La calle, sin embargo, puede también perder su innegable valor simbólico y transformarse en un mero escenario del engaño: los tiranos han utilizado siempre las plazas de las ciudades para organizar actos colectivos de adoración —muy intimidatorios para los demás, encima, en tanto que buscan trasmitir la latente brutalidad de la mayoría absoluta— en los que participan miles y miles de fieles cuya obediencia ha sido previamente asegurada. Y la calle, en un país como México —o, mejor dicho, en una gran urbe como la capital de todos los mexicanos— se puede volver un espacio totalmente devaluado cuando lo ocupan, un día sí y el otro también, toda clase de grupos, con los pretextos más peregrinos, no sólo para hacerse visibles ante las autoridades sino, de paso, para fastidiar al resto de los ciudadanos.

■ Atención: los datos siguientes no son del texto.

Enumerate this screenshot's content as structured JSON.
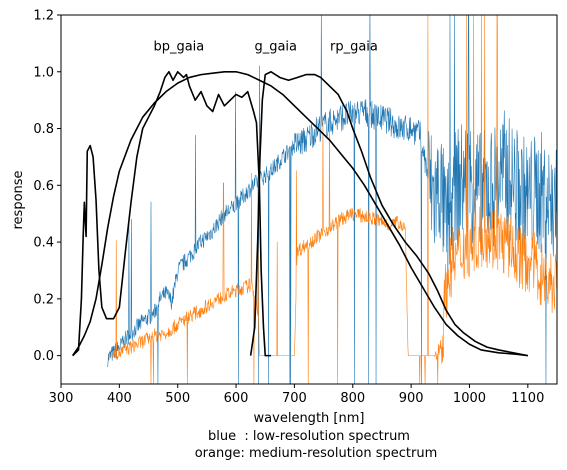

De la misma manera como ciertas palabras tremendas —genocidio, represión, autoritarismo, barbarie, etcétera— han perdido casi su significado al ser manoseadas sin consideración por personas que desprecian deliberadamente su importancia, la calle ha dejado también de ser el gran escenario del descontento colectivo y se ha vuelto un mero pasadizo donde se tramitan las exigencias más espurias, las prebendas de los grupos corporativos, los intereses directos de los partidos políticos y ya prácticamente cualquier asunto sin que por ello se pretenda, a estas alturas, obtener una mínima satisfacción. Es decir, se protesta ya por protestar, sin ton ni son, y, sobre todo, sin que las manifestaciones tengan un carácter verdaderamente ciudadano.